Speeding up LINQ to SQL

There are a number of ways to improve the performance of LINQ to SQL queries.

1. Cache the Mapping Source

When executing large LINQ to SQL queries (those involving many tables), LINQ to SQL's object relational mapper incurs a significant overhead in building the internal metamodel. The metamodel describes how your entity classes map to the underlying tables and columns, and is built automatically via reflection (assuming you're using attributes rather than an XML file, to map tables and columns). Ordinarily, this overhead is incurred every time you instantiate a DataContext, which is not great for performance. You can avoid this by manually specifying a single static MappingSource object for all typed DataContext instances as follows:

public class MyDataContext : DataContext
{
   static MappingSource _sharedMappingSource = new AttributeMappingSource();

   public MyDataContext (IDbConnection cx) : base (cx, _sharedMappingSource) { }
   public MyDataContext (string cxString) : base (cxString, _sharedMappingSource) { }
}

You might wonder what happens in a multithreaded environment. What if two threads (e.g., from two different client requests) instantiate their own instances of MyDataContext and start executing queries at the same time? Fortunately, everything works correctly because MetaModel instances are thread-safe. I've used this technique in a large CRM application that uses LINQ to SQL almost entirely for data access: the system has over 500 users and has been running without trouble since early 2008. (Without this optimization, some queries were simply too slow for LINQ to SQL to be viable).
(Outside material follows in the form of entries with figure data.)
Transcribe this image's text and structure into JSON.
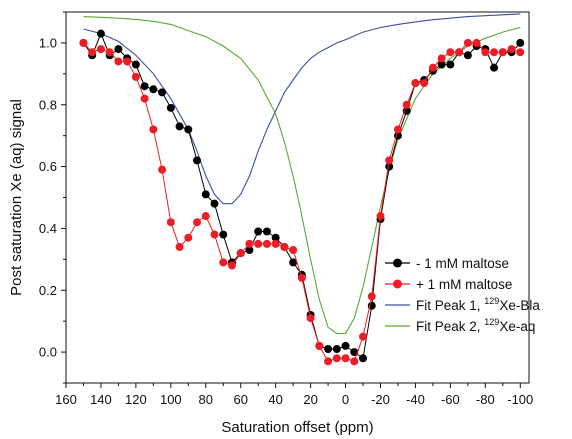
{
  "chart_data": {
    "type": "line",
    "xlabel": "Saturation offset (ppm)",
    "ylabel": "Post saturation Xe (aq) signal",
    "xlim": [
      160,
      -105
    ],
    "ylim": [
      -0.1,
      1.1
    ],
    "x_ticks": [
      160,
      140,
      120,
      100,
      80,
      60,
      40,
      20,
      0,
      -20,
      -40,
      -60,
      -80,
      -100
    ],
    "x_tick_labels": [
      "160",
      "140",
      "120",
      "100",
      "80",
      "60",
      "40",
      "20",
      "0",
      "-20",
      "-40",
      "-60",
      "-80",
      "-100"
    ],
    "y_ticks": [
      0.0,
      0.2,
      0.4,
      0.6,
      0.8,
      1.0
    ],
    "y_tick_labels": [
      "0.0",
      "0.2",
      "0.4",
      "0.6",
      "0.8",
      "1.0"
    ],
    "x_axis_reversed": true,
    "grid": false,
    "legend_position": "lower-right",
    "series": [
      {
        "name": "- 1 mM maltose",
        "kind": "line+markers",
        "color": "#000000",
        "x": [
          150,
          145,
          140,
          135,
          130,
          125,
          120,
          115,
          110,
          105,
          100,
          95,
          90,
          85,
          80,
          75,
          70,
          65,
          60,
          55,
          50,
          45,
          40,
          35,
          30,
          25,
          20,
          15,
          10,
          5,
          0,
          -5,
          -10,
          -15,
          -20,
          -25,
          -30,
          -35,
          -40,
          -45,
          -50,
          -55,
          -60,
          -65,
          -70,
          -75,
          -80,
          -85,
          -90,
          -95,
          -100
        ],
        "y": [
          1.0,
          0.96,
          1.03,
          0.96,
          0.98,
          0.95,
          0.93,
          0.86,
          0.85,
          0.84,
          0.79,
          0.73,
          0.72,
          0.62,
          0.51,
          0.48,
          0.38,
          0.29,
          0.32,
          0.33,
          0.39,
          0.39,
          0.37,
          0.34,
          0.29,
          0.25,
          0.12,
          0.02,
          0.01,
          0.01,
          0.02,
          0.0,
          -0.02,
          0.15,
          0.43,
          0.6,
          0.7,
          0.78,
          0.87,
          0.88,
          0.91,
          0.93,
          0.93,
          0.97,
          0.96,
          0.99,
          0.98,
          0.92,
          0.97,
          0.97,
          1.0
        ]
      },
      {
        "name": "+ 1 mM maltose",
        "kind": "line+markers",
        "color": "#ee1c24",
        "x": [
          150,
          145,
          140,
          135,
          130,
          125,
          120,
          115,
          110,
          105,
          100,
          95,
          90,
          85,
          80,
          75,
          70,
          65,
          60,
          55,
          50,
          45,
          40,
          35,
          30,
          25,
          20,
          15,
          10,
          5,
          0,
          -5,
          -10,
          -15,
          -20,
          -25,
          -30,
          -35,
          -40,
          -45,
          -50,
          -55,
          -60,
          -65,
          -70,
          -75,
          -80,
          -85,
          -90,
          -95,
          -100
        ],
        "y": [
          1.0,
          0.97,
          0.98,
          0.97,
          0.94,
          0.94,
          0.89,
          0.82,
          0.72,
          0.59,
          0.42,
          0.34,
          0.37,
          0.42,
          0.44,
          0.38,
          0.29,
          0.28,
          0.32,
          0.35,
          0.35,
          0.35,
          0.35,
          0.34,
          0.33,
          0.24,
          0.11,
          0.02,
          -0.03,
          -0.02,
          -0.02,
          -0.03,
          0.05,
          0.18,
          0.44,
          0.62,
          0.72,
          0.8,
          0.87,
          0.87,
          0.92,
          0.95,
          0.97,
          0.97,
          1.0,
          1.0,
          0.97,
          0.97,
          0.97,
          0.98,
          0.97
        ]
      },
      {
        "name": "Fit Peak 1, 129Xe-Bla",
        "legend_label": "Fit Peak 1, ",
        "legend_sup": "129",
        "legend_suffix": "Xe-Bla",
        "kind": "line",
        "color": "#3d4fa3",
        "x": [
          150,
          140,
          130,
          120,
          110,
          100,
          90,
          85,
          80,
          75,
          70,
          65,
          60,
          55,
          50,
          45,
          40,
          35,
          30,
          25,
          20,
          15,
          10,
          5,
          0,
          -10,
          -20,
          -30,
          -40,
          -50,
          -60,
          -70,
          -80,
          -90,
          -100
        ],
        "y": [
          1.045,
          1.03,
          1.005,
          0.96,
          0.9,
          0.82,
          0.72,
          0.65,
          0.57,
          0.51,
          0.48,
          0.48,
          0.51,
          0.57,
          0.65,
          0.72,
          0.78,
          0.84,
          0.88,
          0.92,
          0.95,
          0.97,
          0.985,
          1.0,
          1.01,
          1.035,
          1.05,
          1.06,
          1.068,
          1.075,
          1.08,
          1.085,
          1.088,
          1.091,
          1.094
        ]
      },
      {
        "name": "Fit Peak 2, 129Xe-aq",
        "legend_label": "Fit Peak 2, ",
        "legend_sup": "129",
        "legend_suffix": "Xe-aq",
        "kind": "line",
        "color": "#5aa832",
        "x": [
          150,
          140,
          130,
          120,
          110,
          100,
          90,
          80,
          70,
          60,
          50,
          40,
          35,
          30,
          25,
          20,
          15,
          10,
          5,
          0,
          -5,
          -10,
          -15,
          -20,
          -25,
          -30,
          -40,
          -50,
          -60,
          -70,
          -80,
          -90,
          -100
        ],
        "y": [
          1.085,
          1.083,
          1.08,
          1.076,
          1.07,
          1.06,
          1.04,
          1.02,
          0.99,
          0.95,
          0.88,
          0.77,
          0.68,
          0.57,
          0.44,
          0.3,
          0.17,
          0.08,
          0.06,
          0.06,
          0.11,
          0.21,
          0.34,
          0.47,
          0.59,
          0.69,
          0.82,
          0.9,
          0.95,
          0.99,
          1.015,
          1.035,
          1.05
        ]
      }
    ]
  }
}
Note that although MetaModel (MappingSource) instances are thread-safe, the same is not true for DataContext instances. You cannot share a single DataContext instance between multiple threads, or things will go terribly wrong! (And not that you'd want to: doing so would mean taking on unpleasant concurrency issues that are otherwise handled very well by SQL Server itself, through its transaction isolation level semantics).

2. Use Compiled Queries

Ordinarily, LINQ to SQL must translate LINQ queries to SQL every time a query executes; this involves recursing the expression tree that makes up the query in several stages. It sounds worse than it is: the computation cost is not enormous in the overall scheme of things (certainly not as big as the cost of building an AttributeMappingSource when lots of entities are involved). Nonetheless, you can avoid paying the price on each query execution by precompiling the query using the CompiledQuery class.

Here's an example that you can paste directly into LINQPad:

var cc = CompiledQuery.Compile ((TypedDataContext dc, decimal minPrice) =>    
   from c in Customers
   where c.Purchases.Any (p => p.Price > minPrice)
   select c
);

cc (this, 100).Dump ("Customers who spend more than $100");
cc (this, 1000).Dump ("Customers who spend more than $1000");

3. Use Table-Valued Functions Where Necessary

Finally, there are some queries for which LINQ to SQL producesless-than-ideal SQL. Furthermore, some SQL queries need optimization hints to get the best performance, and optimization hints are impossible with LINQ to SQL alone. A compromise in these situations is to encapsulate the difficult part of the query in a table-valued function, and then map this function into your typed DataContext class. You can then run LINQ queries over this function, and the queries will be translated to SQL and execute on the server. So, in effect, you're mix SQL and LINQ to SQL in the same query.